It’s about a break-up, all right…just not a breakup and then a reconciliation. Not a whole lot transpires except for some typical Mars-and-Venus mis-readings between a Chicago couple (Vaugh, Jennifer Aniston). This leads to a relationship meltdown that gets worse and worse, and finally peters out just as their defenses come down. Too bad.

But the film gets thoughtful and grounded towards the end, and the ending is half-decent. And not the ending they reportedly re-shot, with Vaughn and Anistonrunning into each other months later with new opposite-sex partners who look almost exactly like they do. It’s something else.
Vaughn delivers some zingers here and there (especially in the beginning) and a playful tone kicks in every so often, but despite Vaughn’s Wedding Crashers rep and the ads and trailers indicating that The Break-Up some kind of comedy, no one but those full-of-shit Pinocchio-nose Universal marketers is ever going to call it one.
Accept this and you’ll be okay: there are no laughs after the first third of The Break-up, and there’s no bouncy comic energy or pacing in any of it. Not by the standards I know and suscribe to, at least. (I definitely regard Some Like It Hot as a comedy, but The Apartment as a relationship drama with schtick…okay?)
The Break-Up isn’t funny because it’s not intended to be.
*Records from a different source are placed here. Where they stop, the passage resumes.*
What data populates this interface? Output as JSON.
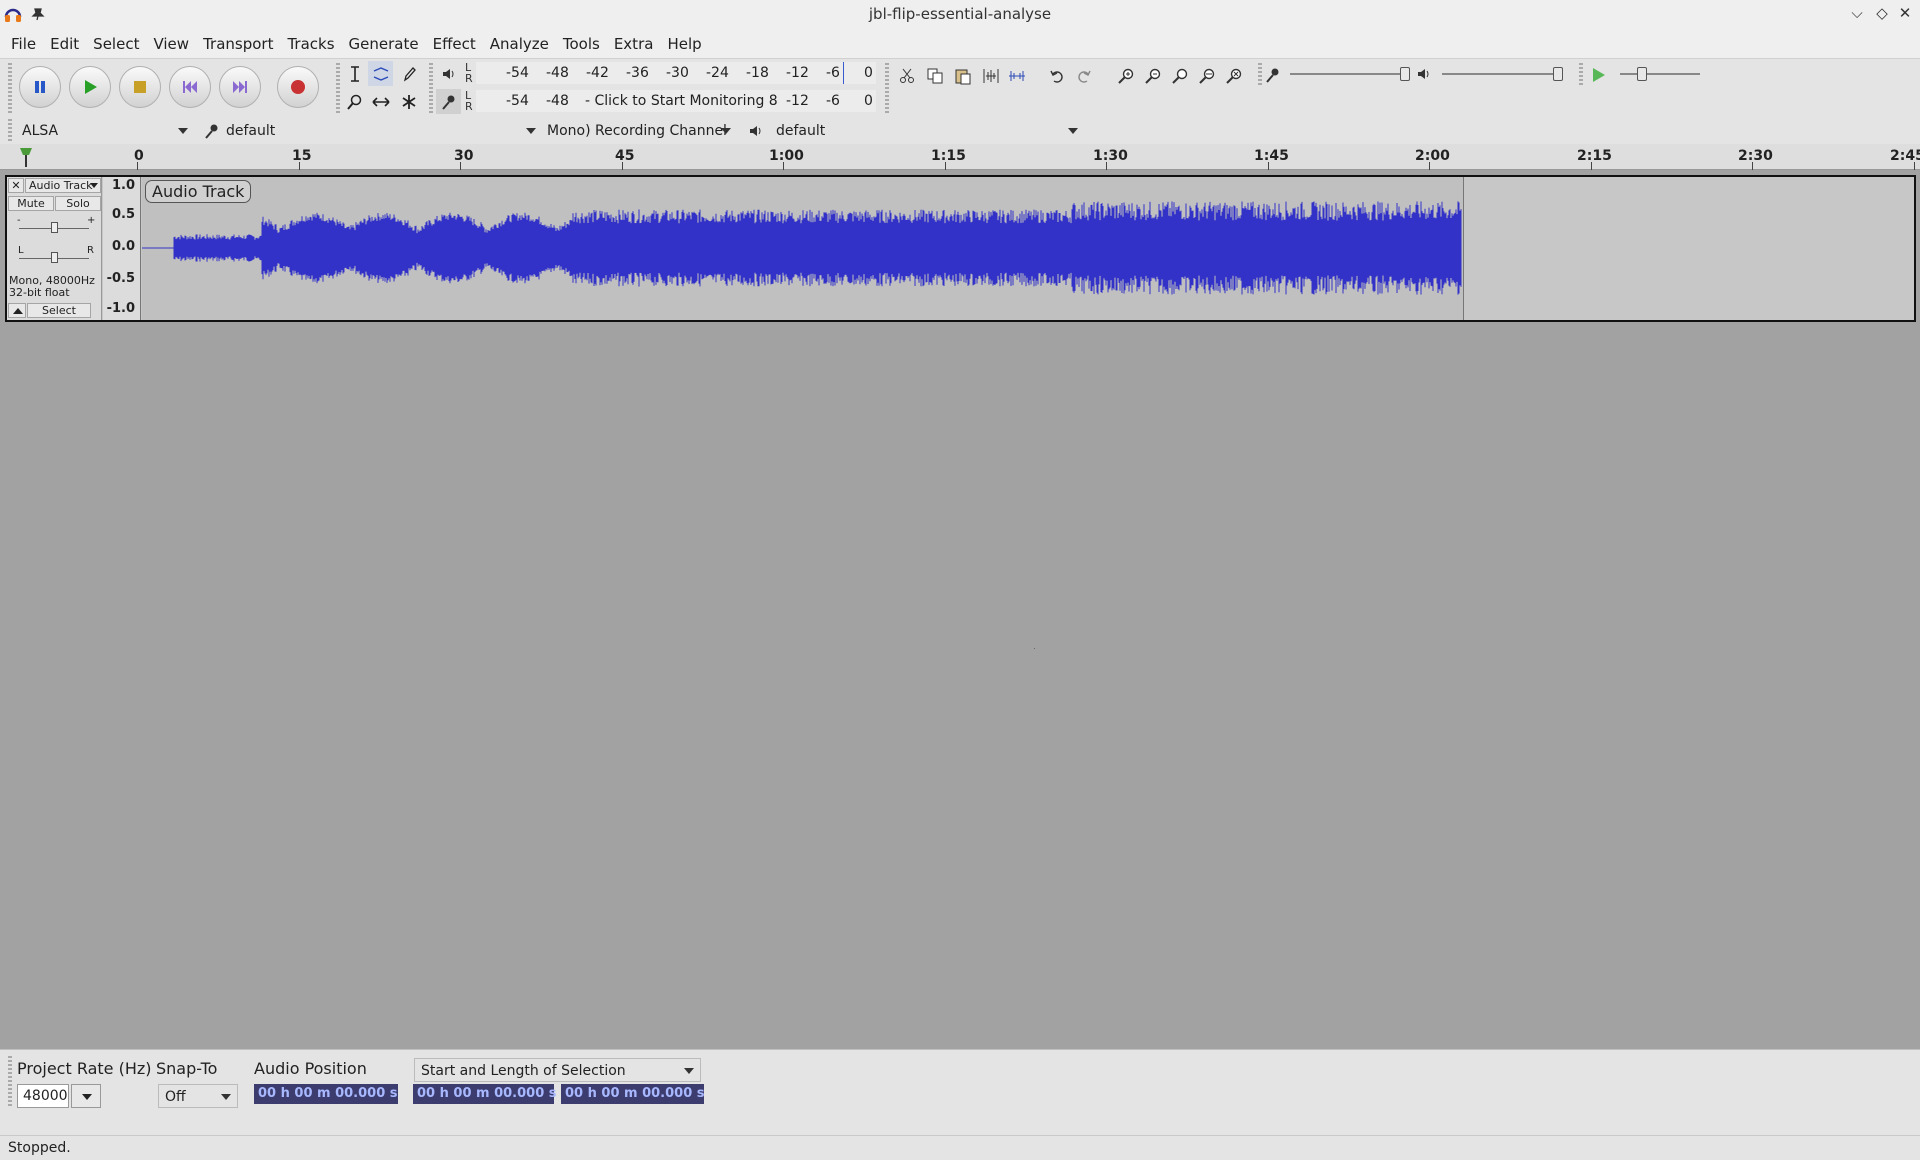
{
  "window": {
    "title": "jbl-flip-essential-analyse"
  },
  "menu": [
    "File",
    "Edit",
    "Select",
    "View",
    "Transport",
    "Tracks",
    "Generate",
    "Effect",
    "Analyze",
    "Tools",
    "Extra",
    "Help"
  ],
  "meters": {
    "ticks": [
      "-54",
      "-48",
      "-42",
      "-36",
      "-30",
      "-24",
      "-18",
      "-12",
      "-6",
      "0"
    ],
    "rec_ticks": [
      "-54",
      "-48",
      "-12",
      "-6",
      "0"
    ],
    "rec_hint": "- Click to Start Monitoring 8",
    "l": "L",
    "r": "R"
  },
  "device": {
    "host": "ALSA",
    "recording_device": "default",
    "channels": "Mono) Recording Channel",
    "playback_device": "default"
  },
  "ruler": {
    "labels": [
      "0",
      "15",
      "30",
      "45",
      "1:00",
      "1:15",
      "1:30",
      "1:45",
      "2:00",
      "2:15",
      "2:30",
      "2:45"
    ]
  },
  "track": {
    "name": "Audio Track",
    "clip_name": "Audio Track",
    "mute": "Mute",
    "solo": "Solo",
    "gain_minus": "-",
    "gain_plus": "+",
    "pan_l": "L",
    "pan_r": "R",
    "info1": "Mono, 48000Hz",
    "info2": "32-bit float",
    "select": "Select",
    "scale": [
      "1.0",
      "0.5",
      "0.0",
      "-0.5",
      "-1.0"
    ],
    "waveform_color": "#3232c8"
  },
  "selection": {
    "project_rate_label": "Project Rate (Hz)",
    "project_rate": "48000",
    "snap_label": "Snap-To",
    "snap_value": "Off",
    "audio_position_label": "Audio Position",
    "audio_position": "00 h 00 m 00.000 s",
    "selection_mode": "Start and Length of Selection",
    "sel_start": "00 h 00 m 00.000 s",
    "sel_length": "00 h 00 m 00.000 s"
  },
  "status": "Stopped."
}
It’s a decently made, reasonably mature, well-acted relationship drama with humorous punctuation from time to time (i.e., mostly in the early portions). Vaughn and Jennifer Aniston do well by their roles, given the material. Take no notice to any critic who says they bomb out in this thing because they absolutely don’t. They’re just not going for the Big Laughs.

Vaughn does his mouthy-guy schtick for somewhere between two-thirds and three-quarters of the film, but then the movie turns solemn and introspective in the final quarter, and Vaughn follows suit in what I felt was a dug-in, rooted way.
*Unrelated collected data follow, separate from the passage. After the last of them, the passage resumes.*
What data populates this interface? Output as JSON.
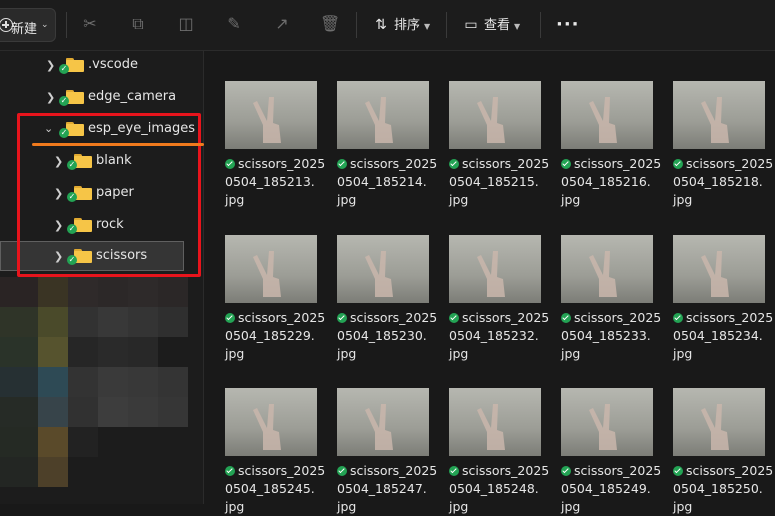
{
  "toolbar": {
    "new_label": "新建",
    "sort_label": "排序",
    "view_label": "查看",
    "icons": [
      "cut-icon",
      "copy-icon",
      "paste-icon",
      "rename-icon",
      "share-icon",
      "delete-icon"
    ]
  },
  "sidebar": {
    "items": [
      {
        "label": ".vscode",
        "level": 1,
        "expanded": false
      },
      {
        "label": "edge_camera",
        "level": 1,
        "expanded": false
      },
      {
        "label": "esp_eye_images",
        "level": 1,
        "expanded": true
      },
      {
        "label": "blank",
        "level": 2,
        "expanded": false
      },
      {
        "label": "paper",
        "level": 2,
        "expanded": false
      },
      {
        "label": "rock",
        "level": 2,
        "expanded": false
      },
      {
        "label": "scissors",
        "level": 2,
        "expanded": false,
        "selected": true
      }
    ]
  },
  "files": [
    {
      "line1": "scissors_2025",
      "line2": "0504_185213.",
      "line3": "jpg"
    },
    {
      "line1": "scissors_2025",
      "line2": "0504_185214.",
      "line3": "jpg"
    },
    {
      "line1": "scissors_2025",
      "line2": "0504_185215.",
      "line3": "jpg"
    },
    {
      "line1": "scissors_2025",
      "line2": "0504_185216.",
      "line3": "jpg"
    },
    {
      "line1": "scissors_2025",
      "line2": "0504_185218.",
      "line3": "jpg"
    },
    {
      "line1": "scissors_2025",
      "line2": "0504_185229.",
      "line3": "jpg"
    },
    {
      "line1": "scissors_2025",
      "line2": "0504_185230.",
      "line3": "jpg"
    },
    {
      "line1": "scissors_2025",
      "line2": "0504_185232.",
      "line3": "jpg"
    },
    {
      "line1": "scissors_2025",
      "line2": "0504_185233.",
      "line3": "jpg"
    },
    {
      "line1": "scissors_2025",
      "line2": "0504_185234.",
      "line3": "jpg"
    },
    {
      "line1": "scissors_2025",
      "line2": "0504_185245.",
      "line3": "jpg"
    },
    {
      "line1": "scissors_2025",
      "line2": "0504_185247.",
      "line3": "jpg"
    },
    {
      "line1": "scissors_2025",
      "line2": "0504_185248.",
      "line3": "jpg"
    },
    {
      "line1": "scissors_2025",
      "line2": "0504_185249.",
      "line3": "jpg"
    },
    {
      "line1": "scissors_2025",
      "line2": "0504_185250.",
      "line3": "jpg"
    }
  ],
  "colors": {
    "highlight_box": "#e8141c",
    "underline": "#f07a1d",
    "sync_ok": "#23a354",
    "folder": "#f6c547"
  }
}
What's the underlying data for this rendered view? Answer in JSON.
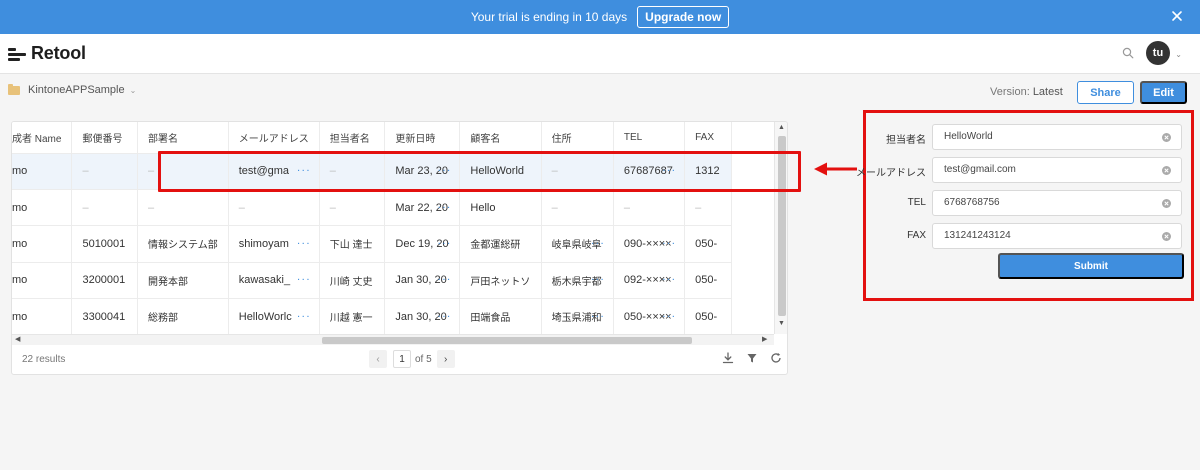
{
  "banner": {
    "text": "Your trial is ending in 10 days",
    "upgrade_label": "Upgrade now"
  },
  "header": {
    "logo_text": "Retool",
    "avatar_initials": "tu"
  },
  "subheader": {
    "app_name": "KintoneAPPSample",
    "version_label": "Version:",
    "version_value": "Latest",
    "share_label": "Share",
    "edit_label": "Edit"
  },
  "table": {
    "columns": [
      "成者 Name",
      "郵便番号",
      "部署名",
      "メールアドレス",
      "担当者名",
      "更新日時",
      "顧客名",
      "住所",
      "TEL",
      "FAX"
    ],
    "rows": [
      [
        "mo",
        "–",
        "–",
        "test@gma",
        "–",
        "Mar 23, 20",
        "HelloWorld",
        "–",
        "67687687",
        "1312"
      ],
      [
        "mo",
        "–",
        "–",
        "–",
        "–",
        "Mar 22, 20",
        "Hello",
        "–",
        "–",
        "–"
      ],
      [
        "mo",
        "5010001",
        "情報システム部",
        "shimoyam",
        "下山 達士",
        "Dec 19, 20",
        "金都運総研",
        "岐阜県岐阜",
        "090-××××",
        "050-"
      ],
      [
        "mo",
        "3200001",
        "開発本部",
        "kawasaki_",
        "川崎 丈史",
        "Jan 30, 20",
        "戸田ネットソ",
        "栃木県宇都",
        "092-××××",
        "050-"
      ],
      [
        "mo",
        "3300041",
        "総務部",
        "HelloWorlc",
        "川越 憲一",
        "Jan 30, 20",
        "田端食品",
        "埼玉県浦和",
        "050-××××",
        "050-"
      ]
    ],
    "more_glyph": "···",
    "results_text": "22 results",
    "page_current": "1",
    "page_of": "of 5"
  },
  "form": {
    "fields": [
      {
        "label": "担当者名",
        "value": "HelloWorld"
      },
      {
        "label": "メールアドレス",
        "value": "test@gmail.com"
      },
      {
        "label": "TEL",
        "value": "6768768756"
      },
      {
        "label": "FAX",
        "value": "131241243124"
      }
    ],
    "submit_label": "Submit"
  },
  "colors": {
    "accent": "#3f8ede",
    "highlight": "#e3100f",
    "selected_row": "#eef4fb"
  },
  "icons": [
    "close-icon",
    "search-icon",
    "chevron-down-icon",
    "folder-icon",
    "download-icon",
    "filter-icon",
    "refresh-icon",
    "clear-icon",
    "arrow-left-icon"
  ]
}
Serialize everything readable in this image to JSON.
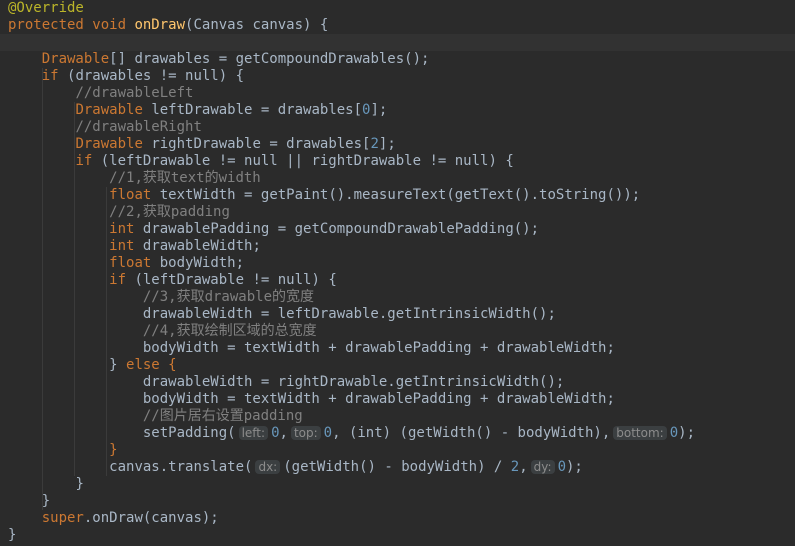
{
  "code": {
    "l1_annotation": "@Override",
    "l2_protected": "protected",
    "l2_void": "void",
    "l2_method": "onDraw",
    "l2_params": "(Canvas canvas) {",
    "l4_type": "Drawable",
    "l4_rest": "[] drawables = getCompoundDrawables();",
    "l5_if": "if",
    "l5_rest": "(drawables != null) {",
    "l6_comment": "//drawableLeft",
    "l7_type": "Drawable",
    "l7_rest": "leftDrawable = drawables[",
    "l7_index": "0",
    "l7_end": "];",
    "l8_comment": "//drawableRight",
    "l9_type": "Drawable",
    "l9_rest": "rightDrawable = drawables[",
    "l9_index": "2",
    "l9_end": "];",
    "l10_if": "if",
    "l10_rest": "(leftDrawable != null || rightDrawable != null) {",
    "l11_comment": "//1,获取text的width",
    "l12_float": "float",
    "l12_rest": "textWidth = getPaint().measureText(getText().toString());",
    "l13_comment": "//2,获取padding",
    "l14_int": "int",
    "l14_rest": "drawablePadding = getCompoundDrawablePadding();",
    "l15_int": "int",
    "l15_rest": "drawableWidth;",
    "l16_float": "float",
    "l16_rest": "bodyWidth;",
    "l17_if": "if",
    "l17_rest": "(leftDrawable != null) {",
    "l18_comment": "//3,获取drawable的宽度",
    "l19_text": "drawableWidth = leftDrawable.getIntrinsicWidth();",
    "l20_comment": "//4,获取绘制区域的总宽度",
    "l21_text": "bodyWidth = textWidth + drawablePadding + drawableWidth;",
    "l22_close": "} ",
    "l22_else": "else",
    "l22_brace": "{",
    "l23_text": "drawableWidth = rightDrawable.getIntrinsicWidth();",
    "l24_text": "bodyWidth = textWidth + drawablePadding + drawableWidth;",
    "l25_comment": "//图片居右设置padding",
    "l26_call": "setPadding(",
    "l26_hint_left": "left:",
    "l26_arg_left": "0",
    "l26_hint_top": "top:",
    "l26_arg_top": "0",
    "l26_int_cast": "(int)",
    "l26_mid": "(getWidth() - bodyWidth),",
    "l26_hint_bottom": "bottom:",
    "l26_arg_bottom": "0",
    "l26_end": ");",
    "l27_brace": "}",
    "l28_call": "canvas.translate(",
    "l28_hint_dx": "dx:",
    "l28_mid": "(getWidth() - bodyWidth) / ",
    "l28_num": "2",
    "l28_hint_dy": "dy:",
    "l28_num2": "0",
    "l28_end": ");",
    "l29_brace": "}",
    "l30_brace": "}",
    "l31_super": "super",
    "l31_rest": ".onDraw(canvas);",
    "l32_brace": "}"
  }
}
The only thing bothersome is that Vaughn is really packed it on prior to shooting this film. (Incessant partying over the huge success of Wedding Crashers?) He’s just physically not the same guy he was last summer, and I don’t mean to sound weird about this but I was disturbed by the inevitable metaphor that sits astride any character with a bull neck and a bloated puffy face. (He is somewhat slimmed down in the final scene, which Aniston remarks upon.)
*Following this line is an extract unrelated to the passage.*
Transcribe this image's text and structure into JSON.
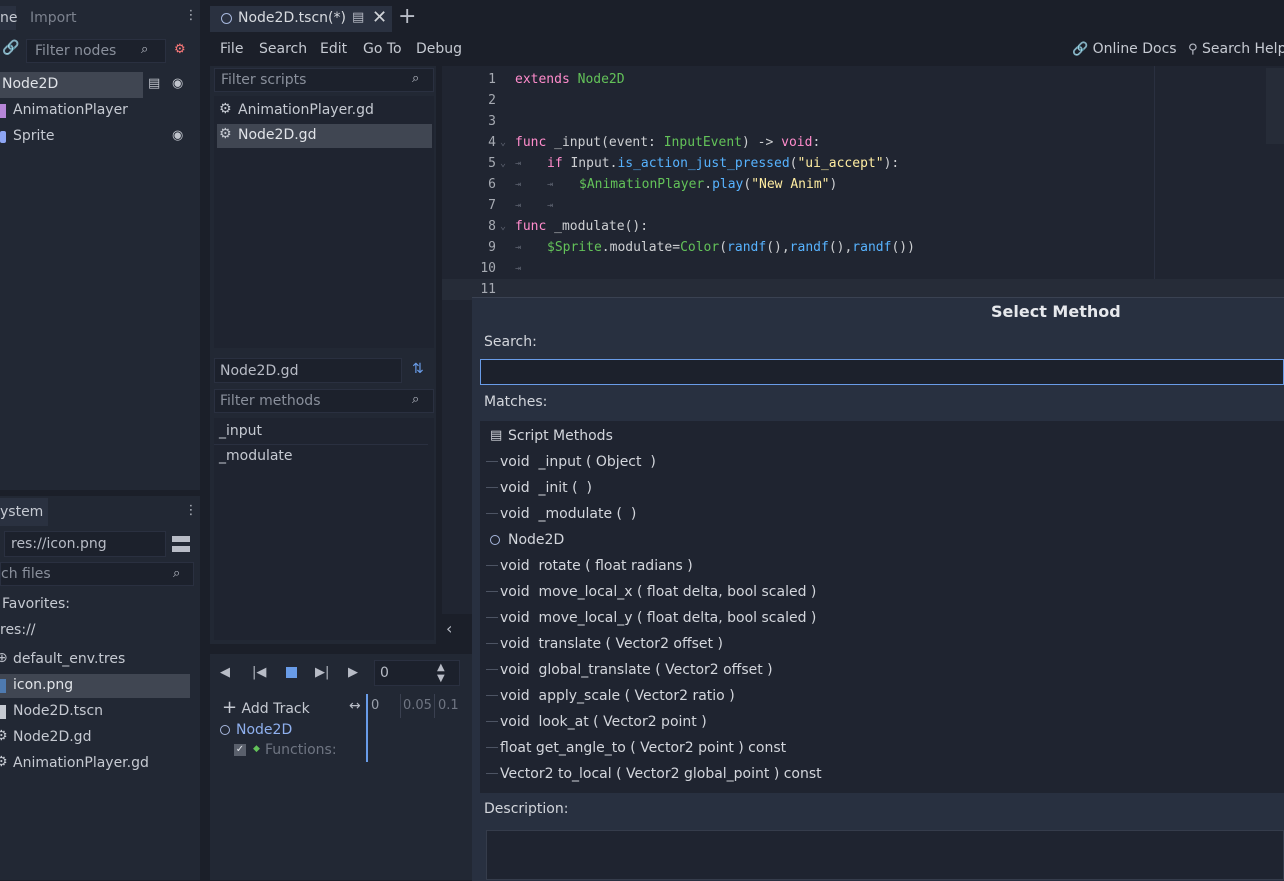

I was also seriously taken with Aniston’s performance. I was moved, convinced, persuaded — I believed her all the way. For me her work in this film signifies the end of her losing streak, whether The Break-Up makes big moolah or not.
My supporting cast favorites are the always on-target Jon Favreau as Vaughn’s easy-rolling but perceptive best-buddy, who brings the film into a bottom-touching mode in the third act, and Vincent D’Onofrio as his older worry-wart brother (Favreau, curiously, is also hugely bulked up in this thing.)


I won’t run a humiliating, side-by-side comparison photo showing how these guys looked when they made Swingers eleven years ago, but….

Joey Lauren Adams and Judy Davis have vivid if under-developed roles as, respectively, Aniston’s good friend and a neurotic threatening employer.
This is a non-mainstream mainstream movie that’s taking a Big Risk. It’s obviously much more of a fall movie than a summer movie, just as it’s clearly a dramatic Anti-Date movie being sold as a comedic Date Movie in a cynical attempt to attract Wedding Crashers fans.
Hats off to Vaughn, Aniston, Reed, Garelick and Lavender…not for making a wonderfully fantabulous film, but for at least taking a stab at something relatively honest and real-life-ish, and for not copping out to the usual romantic-comedy formula crap.
And…well, I’m not exactly saying thumbs-down to Universal marketers for peddling a Big Effin’ Lie so the studio could earn a massive $37 million pot this weekend. Good for them, I guess, even if it stinks.
But defiitely a big task-tsk also to Universal publicity team for not reaching out early to critics who might have understood what the film was really about and might appreciate the integrity that went into it, which could have generated some thoughtful buzz early on.